Un visuel homophobe, qui plaçait Laurent Berger (CFDT) et Geoffroy Roux de BĂ©zieux (Medef) dans une scĂšne SM, a rĂ©cemment amenĂ© les projecteurs sur ce petit syndicat. C’est l’occasion d’un Ă©clairage sur cette structure nĂ©e en 2006 sur les cendres d’une vieille organisation ouvriĂšre : la Chambre syndicale typographique parisienne (CSTP). Un syndicat de mĂ©tier puissant qui a engrangĂ© d’immenses succĂšs au profit de ses membres, mais aussi un pilier idĂ©ologique du rĂ©formisme dans la CGT depuis toujours.
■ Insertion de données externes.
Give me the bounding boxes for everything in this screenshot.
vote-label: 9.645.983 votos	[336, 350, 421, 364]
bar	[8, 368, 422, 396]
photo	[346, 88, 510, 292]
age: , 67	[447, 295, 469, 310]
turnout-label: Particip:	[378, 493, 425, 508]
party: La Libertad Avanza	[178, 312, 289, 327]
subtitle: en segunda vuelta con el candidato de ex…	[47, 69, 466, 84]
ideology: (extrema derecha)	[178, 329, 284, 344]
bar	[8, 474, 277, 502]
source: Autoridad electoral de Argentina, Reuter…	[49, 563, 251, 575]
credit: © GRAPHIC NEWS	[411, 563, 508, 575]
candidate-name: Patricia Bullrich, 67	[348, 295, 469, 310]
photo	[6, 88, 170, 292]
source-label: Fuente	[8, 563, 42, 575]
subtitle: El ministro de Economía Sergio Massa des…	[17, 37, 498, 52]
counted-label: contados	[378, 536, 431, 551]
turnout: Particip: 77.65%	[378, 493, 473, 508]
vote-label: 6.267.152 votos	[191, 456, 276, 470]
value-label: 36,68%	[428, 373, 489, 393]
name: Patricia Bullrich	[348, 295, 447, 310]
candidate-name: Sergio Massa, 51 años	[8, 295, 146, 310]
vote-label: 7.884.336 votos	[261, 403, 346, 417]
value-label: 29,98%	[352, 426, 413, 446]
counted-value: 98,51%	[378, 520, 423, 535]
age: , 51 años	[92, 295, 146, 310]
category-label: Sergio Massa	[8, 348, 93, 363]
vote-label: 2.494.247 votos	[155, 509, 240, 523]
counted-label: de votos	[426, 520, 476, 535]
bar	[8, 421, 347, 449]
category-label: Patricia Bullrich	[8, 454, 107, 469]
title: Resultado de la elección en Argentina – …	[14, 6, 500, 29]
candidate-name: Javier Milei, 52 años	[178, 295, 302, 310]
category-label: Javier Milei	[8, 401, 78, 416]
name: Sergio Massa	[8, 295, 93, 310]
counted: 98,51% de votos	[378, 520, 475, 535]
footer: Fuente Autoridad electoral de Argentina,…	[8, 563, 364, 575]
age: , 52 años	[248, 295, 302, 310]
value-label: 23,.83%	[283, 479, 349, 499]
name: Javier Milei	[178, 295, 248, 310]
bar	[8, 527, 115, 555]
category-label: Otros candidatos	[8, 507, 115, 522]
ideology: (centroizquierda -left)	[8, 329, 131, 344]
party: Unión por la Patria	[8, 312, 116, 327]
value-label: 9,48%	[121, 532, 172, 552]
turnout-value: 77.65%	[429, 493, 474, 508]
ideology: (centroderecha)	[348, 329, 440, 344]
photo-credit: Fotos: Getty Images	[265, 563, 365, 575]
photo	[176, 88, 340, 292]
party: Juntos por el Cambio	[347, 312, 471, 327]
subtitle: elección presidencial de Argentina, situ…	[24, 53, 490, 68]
Avec la numĂ©risation des annĂ©es 1980-1990, le mĂ©tier de typographe a peu Ă  peu disparu, et les permanents de la CSTP ont cherchĂ© un avenir. Ils ont rebaptisĂ© la structure Info’com, conservĂ© le pactole accumulĂ© par la CSTP sur un siĂšcle d’activitĂ© et, pour perdurer dans les rĂ©dactions de presse, ont entrepris de syndiquer des personnels relevant du champ de syndicalication d’autres syndicats CGT, une concurrence pourtant proscrite par les statuts confĂ©dĂ©raux. Braconnant dans la presse rĂ©gionale, il se fĂąchera ainsi avec le SNJ-CGT. Pour un rĂ©sultat trĂšs faible. En dehors du Journal officiel, oĂč les responsables d’Info’com sont aussi gĂ©rants d’une commandite sur une partie de l’entreprise oĂč existe une prime de non-grĂšve (!), d’une prĂ©sence chez Publicis et Derichebourg, l’extension d’Info’com est un Ă©chec.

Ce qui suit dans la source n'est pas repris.